Aunque la victoria de Biden sobre el ala socialista de su partido ha llevado a una tregua temporal entre los bandos, podemos asumir que el precio que el presidente electo se verá obligado a pagar a la facción de Bernie Sanders y Elizabeth Warren para que se unan a su equipo se pagará en el campo doméstico, en moneda económica (incluyendo la regulación y los impuestos) en lugar de en la conformación de la política exterior estadounidense.
La fe incuestionable de Biden en el multilateralismo, así como la importancia de la diplomacia en la resolución de controversias, podría entrar en juego en un intento de formar un nuevo acuerdo nuclear con Irán, con la condición de que un nuevo acuerdo abarque los misiles así como la conducta subversiva de Teherán en la región. Lo mismo puede decirse de la Autoridad Palestina, con la que renovará todas sus relaciones, así como la ayuda económica de los EE.UU., con algunas restricciones.

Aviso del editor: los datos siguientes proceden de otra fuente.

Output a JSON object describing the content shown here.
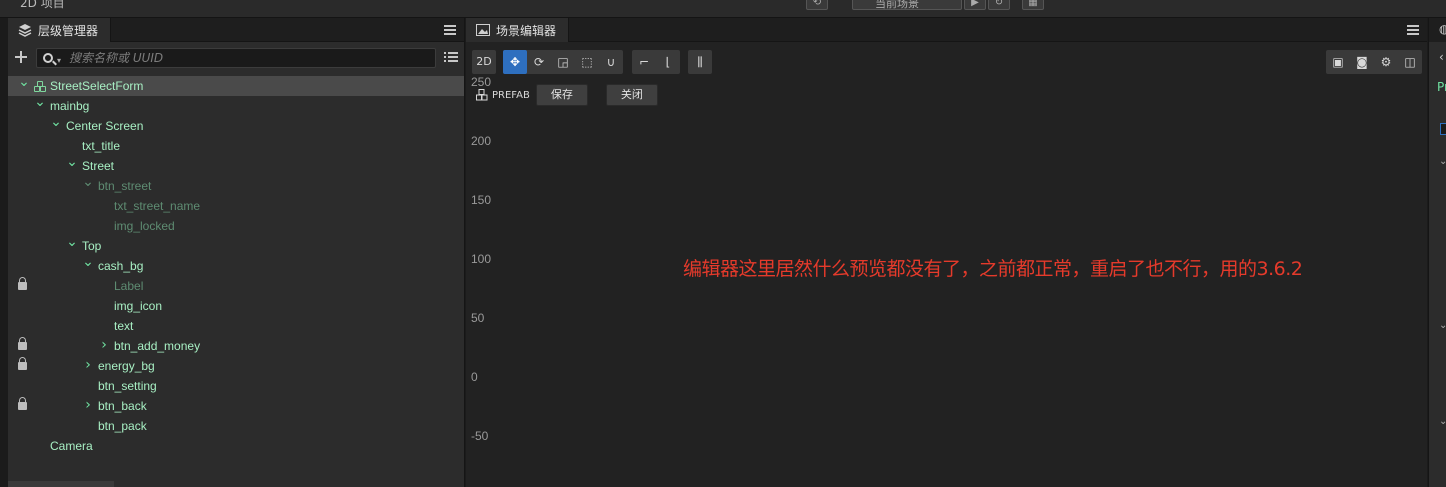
{
  "topbar": {
    "app_title": "2D 项目",
    "scene_select": "当前场景",
    "play_glyph": "▶",
    "refresh_glyph": "↻"
  },
  "hierarchy": {
    "tab_label": "层级管理器",
    "search_placeholder": "搜索名称或 UUID",
    "tree": [
      {
        "label": "StreetSelectForm",
        "depth": 0,
        "expanded": true,
        "prefab": true,
        "selected": true
      },
      {
        "label": "mainbg",
        "depth": 1,
        "expanded": true
      },
      {
        "label": "Center Screen",
        "depth": 2,
        "expanded": true
      },
      {
        "label": "txt_title",
        "depth": 3
      },
      {
        "label": "Street",
        "depth": 3,
        "expanded": true
      },
      {
        "label": "btn_street",
        "depth": 4,
        "expanded": true,
        "dim": true
      },
      {
        "label": "txt_street_name",
        "depth": 5,
        "dim": true
      },
      {
        "label": "img_locked",
        "depth": 5,
        "dim": true
      },
      {
        "label": "Top",
        "depth": 3,
        "expanded": true
      },
      {
        "label": "cash_bg",
        "depth": 4,
        "expanded": true
      },
      {
        "label": "Label",
        "depth": 5,
        "dim": true,
        "locked": true
      },
      {
        "label": "img_icon",
        "depth": 5
      },
      {
        "label": "text",
        "depth": 5
      },
      {
        "label": "btn_add_money",
        "depth": 5,
        "collapsed": true,
        "locked": true
      },
      {
        "label": "energy_bg",
        "depth": 4,
        "collapsed": true,
        "locked": true
      },
      {
        "label": "btn_setting",
        "depth": 4
      },
      {
        "label": "btn_back",
        "depth": 4,
        "collapsed": true,
        "locked": true
      },
      {
        "label": "btn_pack",
        "depth": 4
      },
      {
        "label": "Camera",
        "depth": 1
      }
    ]
  },
  "scene": {
    "tab_label": "场景编辑器",
    "toolbar": {
      "mode_2d": "2D"
    },
    "prefab_bar": {
      "label": "PREFAB",
      "save_label": "保存",
      "close_label": "关闭"
    },
    "axis_ticks": [
      "250",
      "200",
      "150",
      "100",
      "50",
      "0",
      "-50"
    ],
    "annotation": "编辑器这里居然什么预览都没有了，之前都正常，重启了也不行，用的3.6.2"
  },
  "inspector": {
    "tab_label_partial": "Pr"
  },
  "colors": {
    "accent_blue": "#2e6fbf",
    "node_green": "#a8f0c4",
    "node_dim": "#5e8c72",
    "annotation_red": "#e53a2b"
  }
}
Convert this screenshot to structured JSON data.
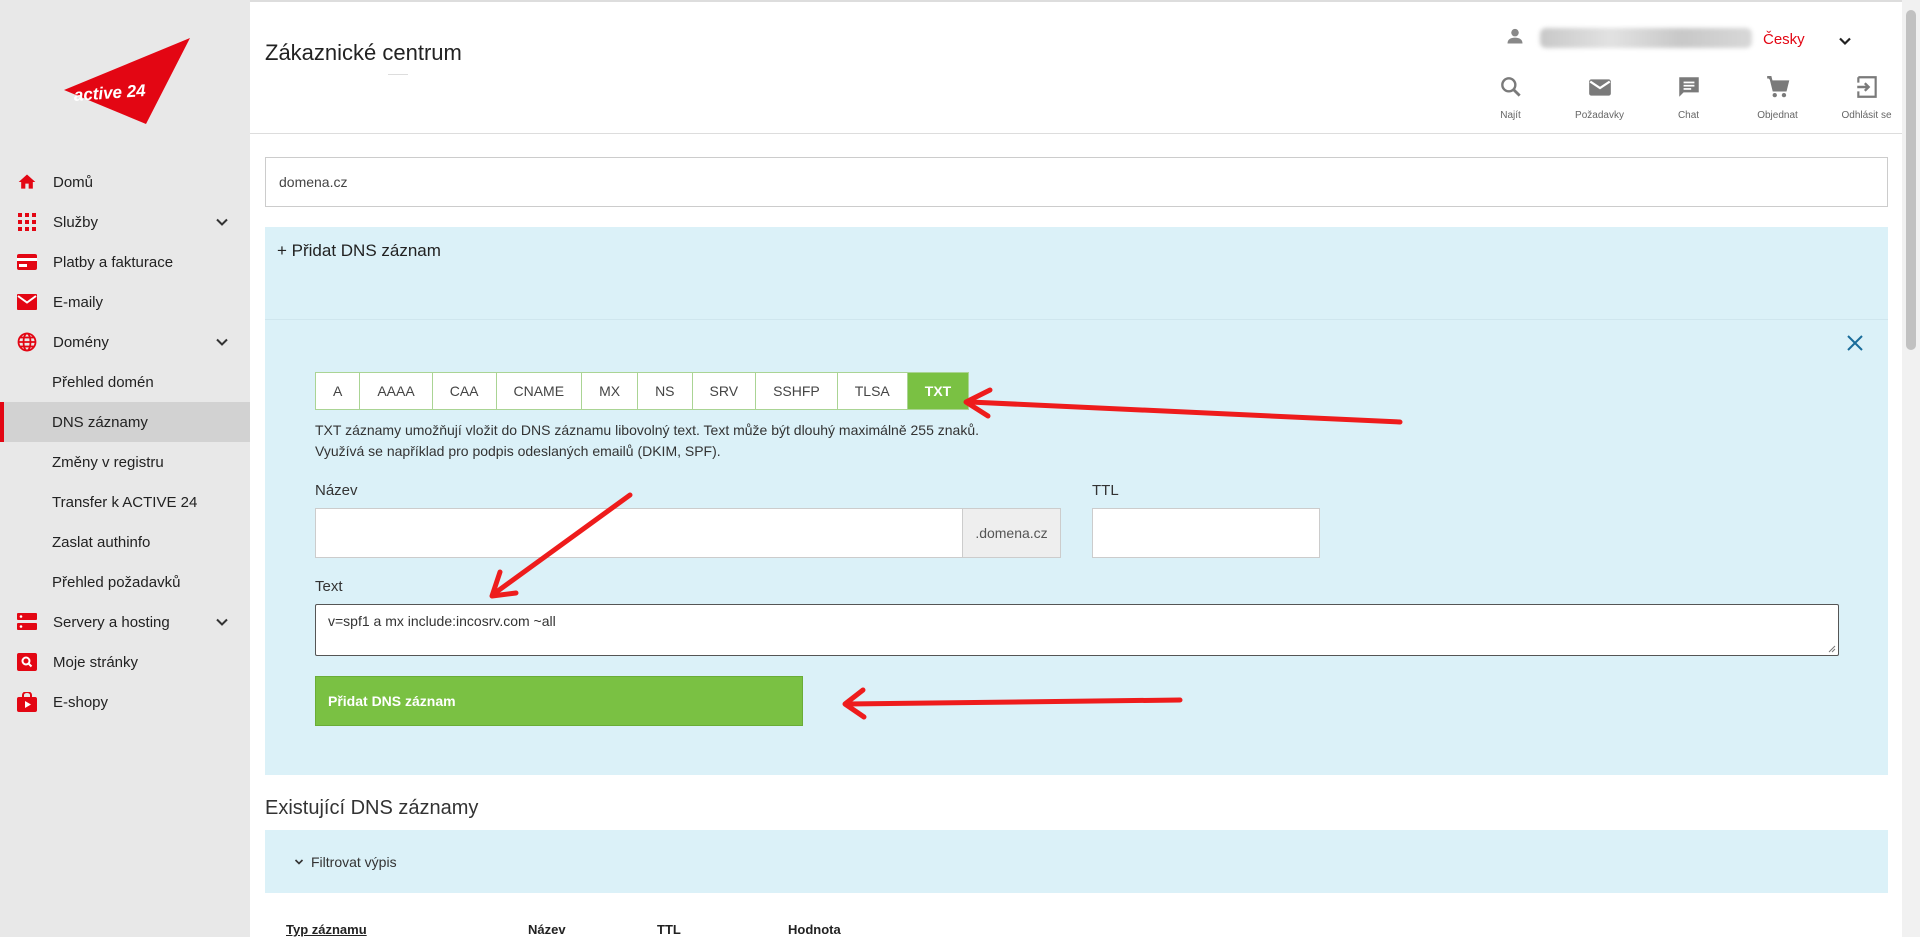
{
  "app": {
    "title": "Zákaznické centrum",
    "brand": "active 24",
    "accent_color": "#e30613",
    "green_color": "#7ac143"
  },
  "sidebar": {
    "items": [
      {
        "label": "Domů",
        "icon": "home-icon"
      },
      {
        "label": "Služby",
        "icon": "grid-icon"
      },
      {
        "label": "Platby a fakturace",
        "icon": "credit-card-icon"
      },
      {
        "label": "E-maily",
        "icon": "mail-icon"
      },
      {
        "label": "Domény",
        "icon": "globe-icon"
      },
      {
        "label": "Přehled domén"
      },
      {
        "label": "DNS záznamy"
      },
      {
        "label": "Změny v registru"
      },
      {
        "label": "Transfer k ACTIVE 24"
      },
      {
        "label": "Zaslat authinfo"
      },
      {
        "label": "Přehled požadavků"
      },
      {
        "label": "Servery a hosting",
        "icon": "server-icon"
      },
      {
        "label": "Moje stránky",
        "icon": "web-search-icon"
      },
      {
        "label": "E-shopy",
        "icon": "shop-bag-icon"
      }
    ]
  },
  "header": {
    "language": "Česky",
    "tools": [
      {
        "label": "Najít",
        "icon": "search-icon"
      },
      {
        "label": "Požadavky",
        "icon": "mail-icon"
      },
      {
        "label": "Chat",
        "icon": "chat-icon"
      },
      {
        "label": "Objednat",
        "icon": "cart-icon"
      },
      {
        "label": "Odhlásit se",
        "icon": "logout-icon"
      }
    ]
  },
  "main": {
    "domain": "domena.cz",
    "add_panel": {
      "heading": "+ Přidat DNS záznam",
      "types": [
        "A",
        "AAAA",
        "CAA",
        "CNAME",
        "MX",
        "NS",
        "SRV",
        "SSHFP",
        "TLSA",
        "TXT"
      ],
      "selected_type": "TXT",
      "description_line1": "TXT záznamy umožňují vložit do DNS záznamu libovolný text. Text může být dlouhý maximálně 255 znaků.",
      "description_line2": "Využívá se například pro podpis odeslaných emailů (DKIM, SPF).",
      "name_label": "Název",
      "name_suffix": ".domena.cz",
      "ttl_label": "TTL",
      "text_label": "Text",
      "text_value": "v=spf1 a mx include:incosrv.com ~all",
      "submit_label": "Přidat DNS záznam"
    },
    "existing": {
      "title": "Existující DNS záznamy",
      "filter_label": "Filtrovat výpis",
      "columns": [
        "Typ záznamu",
        "Název",
        "TTL",
        "Hodnota"
      ]
    }
  }
}
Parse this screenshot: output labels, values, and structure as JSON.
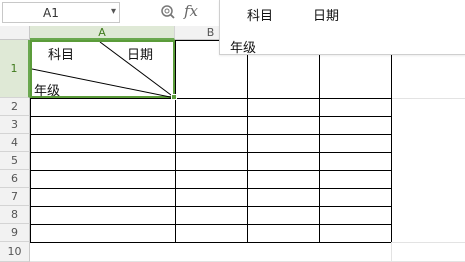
{
  "formula_bar": {
    "name_box": "A1",
    "fx_label": "fx",
    "content_line1_a": "科目",
    "content_line1_b": "日期",
    "content_line2": "年级"
  },
  "columns": [
    "A",
    "B"
  ],
  "rows": [
    "1",
    "2",
    "3",
    "4",
    "5",
    "6",
    "7",
    "8",
    "9",
    "10"
  ],
  "cell_a1": {
    "subject": "科目",
    "date": "日期",
    "grade": "年级"
  },
  "colors": {
    "selection": "#5b9c3a",
    "header_bg": "#f2f2f2"
  }
}
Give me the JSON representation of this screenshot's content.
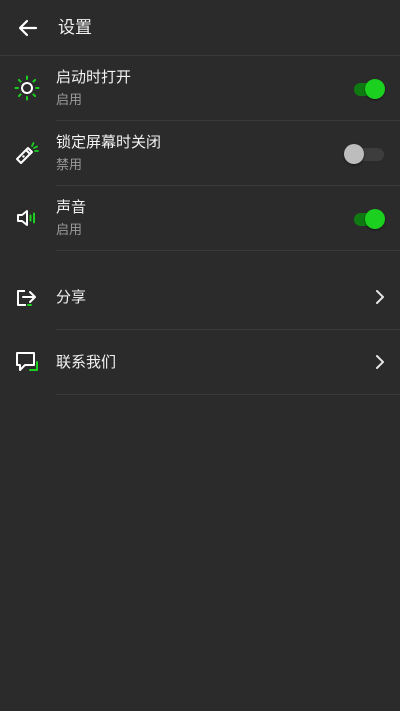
{
  "header": {
    "title": "设置"
  },
  "settings": [
    {
      "id": "startup",
      "title": "启动时打开",
      "status": "启用",
      "enabled": true,
      "icon": "sun-icon"
    },
    {
      "id": "lock",
      "title": "锁定屏幕时关闭",
      "status": "禁用",
      "enabled": false,
      "icon": "flashlight-icon"
    },
    {
      "id": "sound",
      "title": "声音",
      "status": "启用",
      "enabled": true,
      "icon": "speaker-icon"
    }
  ],
  "links": [
    {
      "id": "share",
      "title": "分享",
      "icon": "share-icon"
    },
    {
      "id": "contact",
      "title": "联系我们",
      "icon": "chat-icon"
    }
  ],
  "colors": {
    "background": "#2b2b2b",
    "accent": "#1bd01f",
    "accent_dark": "#0f7a12",
    "text": "#f2f2f2",
    "subtext": "#9a9a9a",
    "divider": "#3a3a3a"
  }
}
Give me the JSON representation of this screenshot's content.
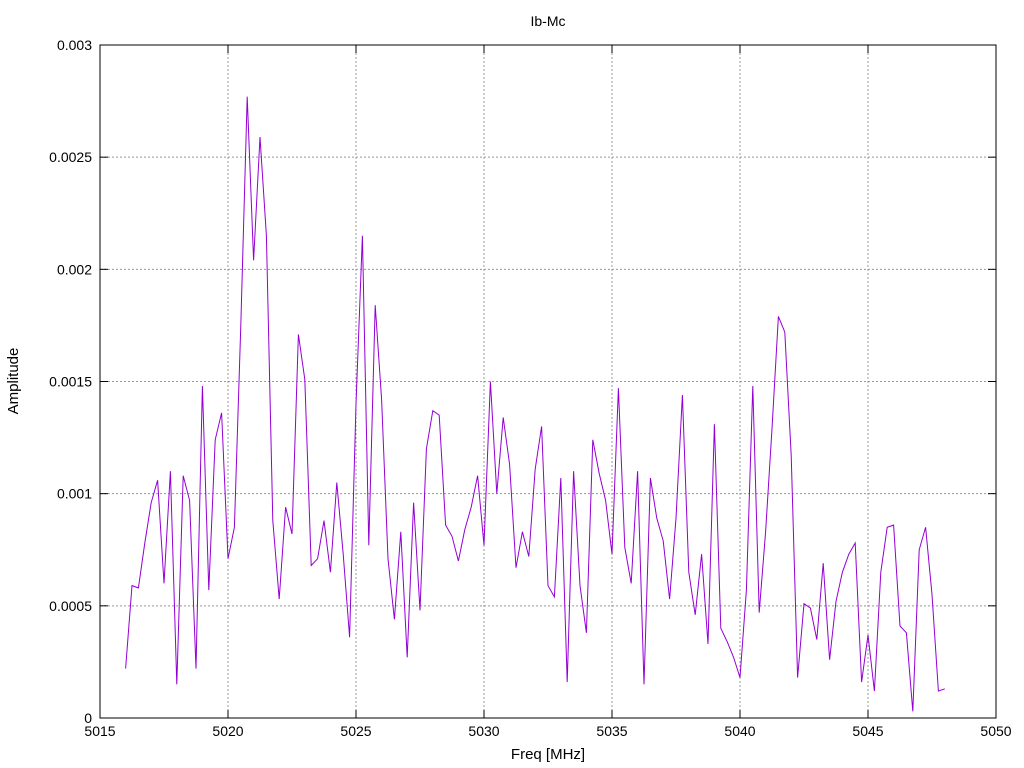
{
  "chart_data": {
    "type": "line",
    "title": "Ib-Mc",
    "xlabel": "Freq [MHz]",
    "ylabel": "Amplitude",
    "xlim": [
      5015,
      5050
    ],
    "ylim": [
      0,
      0.003
    ],
    "grid": true,
    "xticks": [
      5015,
      5020,
      5025,
      5030,
      5035,
      5040,
      5045,
      5050
    ],
    "yticks": [
      0,
      0.0005,
      0.001,
      0.0015,
      0.002,
      0.0025,
      0.003
    ],
    "xtick_labels": [
      "5015",
      "5020",
      "5025",
      "5030",
      "5035",
      "5040",
      "5045",
      "5050"
    ],
    "ytick_labels": [
      "0",
      "0.0005",
      "0.001",
      "0.0015",
      "0.002",
      "0.0025",
      "0.003"
    ],
    "series": [
      {
        "color": "#9400d3",
        "x": [
          5016.0,
          5016.25,
          5016.5,
          5016.75,
          5017.0,
          5017.25,
          5017.5,
          5017.75,
          5018.0,
          5018.25,
          5018.5,
          5018.75,
          5019.0,
          5019.25,
          5019.5,
          5019.75,
          5020.0,
          5020.25,
          5020.5,
          5020.75,
          5021.0,
          5021.25,
          5021.5,
          5021.75,
          5022.0,
          5022.25,
          5022.5,
          5022.75,
          5023.0,
          5023.25,
          5023.5,
          5023.75,
          5024.0,
          5024.25,
          5024.5,
          5024.75,
          5025.0,
          5025.25,
          5025.5,
          5025.75,
          5026.0,
          5026.25,
          5026.5,
          5026.75,
          5027.0,
          5027.25,
          5027.5,
          5027.75,
          5028.0,
          5028.25,
          5028.5,
          5028.75,
          5029.0,
          5029.25,
          5029.5,
          5029.75,
          5030.0,
          5030.25,
          5030.5,
          5030.75,
          5031.0,
          5031.25,
          5031.5,
          5031.75,
          5032.0,
          5032.25,
          5032.5,
          5032.75,
          5033.0,
          5033.25,
          5033.5,
          5033.75,
          5034.0,
          5034.25,
          5034.5,
          5034.75,
          5035.0,
          5035.25,
          5035.5,
          5035.75,
          5036.0,
          5036.25,
          5036.5,
          5036.75,
          5037.0,
          5037.25,
          5037.5,
          5037.75,
          5038.0,
          5038.25,
          5038.5,
          5038.75,
          5039.0,
          5039.25,
          5039.5,
          5039.75,
          5040.0,
          5040.25,
          5040.5,
          5040.75,
          5041.0,
          5041.25,
          5041.5,
          5041.75,
          5042.0,
          5042.25,
          5042.5,
          5042.75,
          5043.0,
          5043.25,
          5043.5,
          5043.75,
          5044.0,
          5044.25,
          5044.5,
          5044.75,
          5045.0,
          5045.25,
          5045.5,
          5045.75,
          5046.0,
          5046.25,
          5046.5,
          5046.75,
          5047.0,
          5047.25,
          5047.5,
          5047.75,
          5048.0
        ],
        "y": [
          0.00022,
          0.00059,
          0.00058,
          0.00078,
          0.00096,
          0.00106,
          0.0006,
          0.0011,
          0.00015,
          0.00108,
          0.00097,
          0.00022,
          0.00148,
          0.00057,
          0.00124,
          0.00136,
          0.00071,
          0.00085,
          0.00175,
          0.00277,
          0.00204,
          0.00259,
          0.00215,
          0.00088,
          0.00053,
          0.00094,
          0.00082,
          0.00171,
          0.00151,
          0.00068,
          0.00071,
          0.00088,
          0.00065,
          0.00105,
          0.00073,
          0.00036,
          0.0014,
          0.00215,
          0.00077,
          0.00184,
          0.00142,
          0.00071,
          0.00044,
          0.00083,
          0.00027,
          0.00096,
          0.00048,
          0.0012,
          0.00137,
          0.00135,
          0.00086,
          0.00081,
          0.0007,
          0.00084,
          0.00094,
          0.00108,
          0.00077,
          0.0015,
          0.001,
          0.00134,
          0.00113,
          0.00067,
          0.00083,
          0.00072,
          0.00111,
          0.0013,
          0.00059,
          0.00054,
          0.00107,
          0.00016,
          0.0011,
          0.00059,
          0.00038,
          0.00124,
          0.00109,
          0.00097,
          0.00073,
          0.00147,
          0.00076,
          0.0006,
          0.0011,
          0.00015,
          0.00107,
          0.00089,
          0.00079,
          0.00053,
          0.00089,
          0.00144,
          0.00065,
          0.00046,
          0.00073,
          0.00033,
          0.00131,
          0.0004,
          0.00034,
          0.00027,
          0.00018,
          0.00057,
          0.00148,
          0.00047,
          0.00083,
          0.00129,
          0.00179,
          0.00172,
          0.00117,
          0.00018,
          0.00051,
          0.00049,
          0.00035,
          0.00069,
          0.00026,
          0.00052,
          0.00065,
          0.00073,
          0.00078,
          0.00016,
          0.00037,
          0.00012,
          0.00065,
          0.00085,
          0.00086,
          0.00041,
          0.00038,
          3e-05,
          0.00075,
          0.00085,
          0.00055,
          0.00012,
          0.00013
        ]
      }
    ]
  }
}
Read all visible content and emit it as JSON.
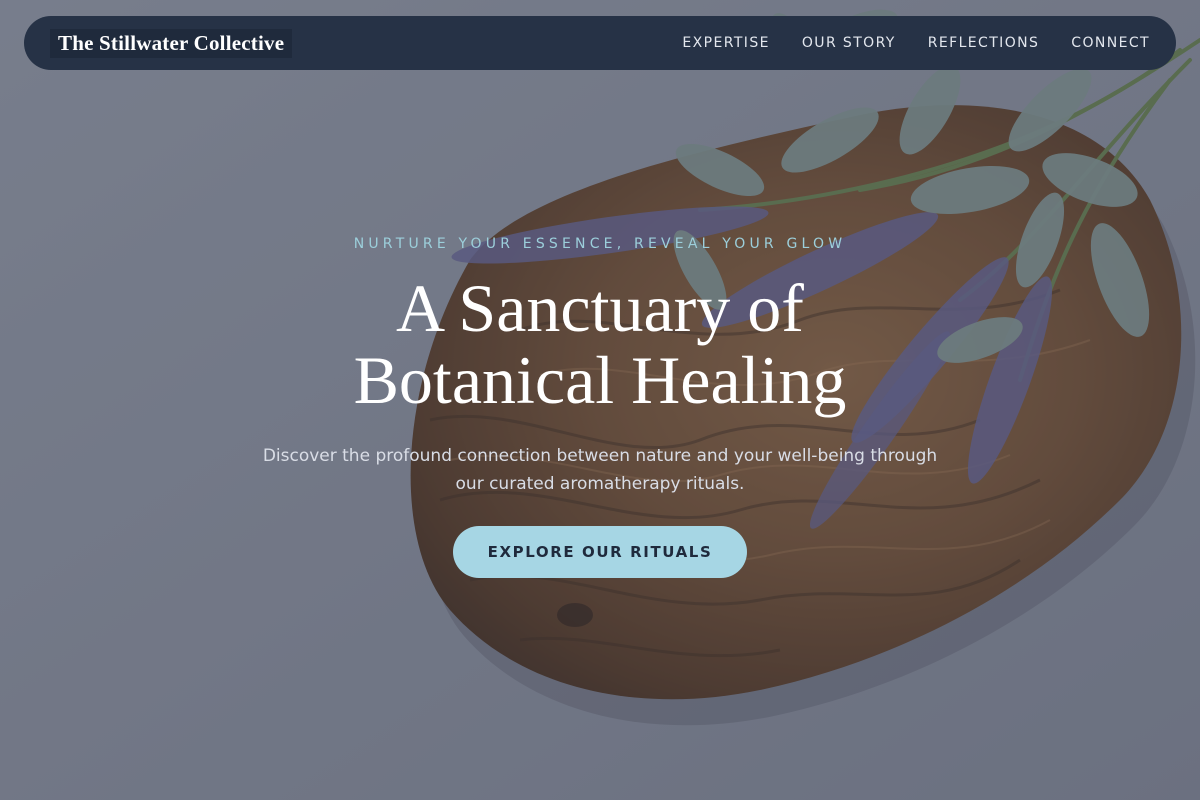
{
  "brand": {
    "name": "The Stillwater Collective"
  },
  "nav": {
    "items": [
      {
        "label": "EXPERTISE"
      },
      {
        "label": "OUR STORY"
      },
      {
        "label": "REFLECTIONS"
      },
      {
        "label": "CONNECT"
      }
    ]
  },
  "hero": {
    "eyebrow": "NURTURE YOUR ESSENCE, REVEAL YOUR GLOW",
    "headline_line1": "A Sanctuary of",
    "headline_line2": "Botanical Healing",
    "subtext": "Discover the profound connection between nature and your well-being through our curated aromatherapy rituals.",
    "cta_label": "EXPLORE OUR RITUALS",
    "background_image": "lavender-sprigs-on-olive-wood-board"
  },
  "colors": {
    "nav_bg": "#263246",
    "eyebrow": "#9ccfdb",
    "cta_bg": "#a6d6e4",
    "cta_text": "#1f2a3c",
    "headline": "#ffffff"
  }
}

A diferencia de Trump, que operó fuera de la caja y planteó iniciativas audaces y de gran alcance para una resolución general, Biden -como miembro destacado del establecimiento- no tratará de retroceder en el tiempo a la era de Obama, sino que tratará de integrar la cuestión palestina en un proceso que ya se está desarrollando, haciendo hincapié en la solución de dos Estados. Como alguien que conoce los límites de lo que es posible y factible, se abstendrá -como Carter, Obama o John Kerry- de resolver todos los aspectos del conflicto israelo-palestino de un solo golpe. En su lugar, aceptará el plan de paz Trump como un hecho consumado, pero tratará de llevarlo por un camino ligeramente diferente.
En lo que se refiere a Israel, no se espera que la relación especial entre Washington y Jerusalén sufra ningún cambio en particular. A pesar de una serie de enfrentamientos entre Biden y el Primer Ministro Netanyahu bajo el mandato de Obama, que incluyeron la volátil visita de Biden a Israel en la primavera de 2010, durante la cual se revelaron los planes para construir el barrio de Ramat Shlomo en Jerusalén y se pusieron de relieve por su oposición a la construcción israelí en los territorios y su decisión de ausentarse del discurso de Netanyahu en el Capitolio en 2015, su actitud hacia Israel y sus líderes siempre ha sido de afecto.
Biden ya se ha comprometido a no condicionar la ayuda militar estadounidense a Israel a la cuestión palestina, y siempre ha sido un entusiasta partidario del apoyo militar y la cooperación estratégica con Israel. No está pensando en sacar la Embajada de EE.UU. de Jerusalén, y su colmena político-estratégica está formada por profesionales experimentados y prácticos, como Tony Blinkin y Jake Sullivan, que están lejos de ser radicales.
Si no se deja arrastrar por una ola de radicalismo militar que caracteriza a más de unas pocas facciones de su campo, podemos asumir que la era Biden estará marcada por una continuación de la tradicional amistad de EE.UU. con Israel, si no por la inusual calidez y gestos que caracterizaron los cuatro años de Donald Trump en la Casa Blanca.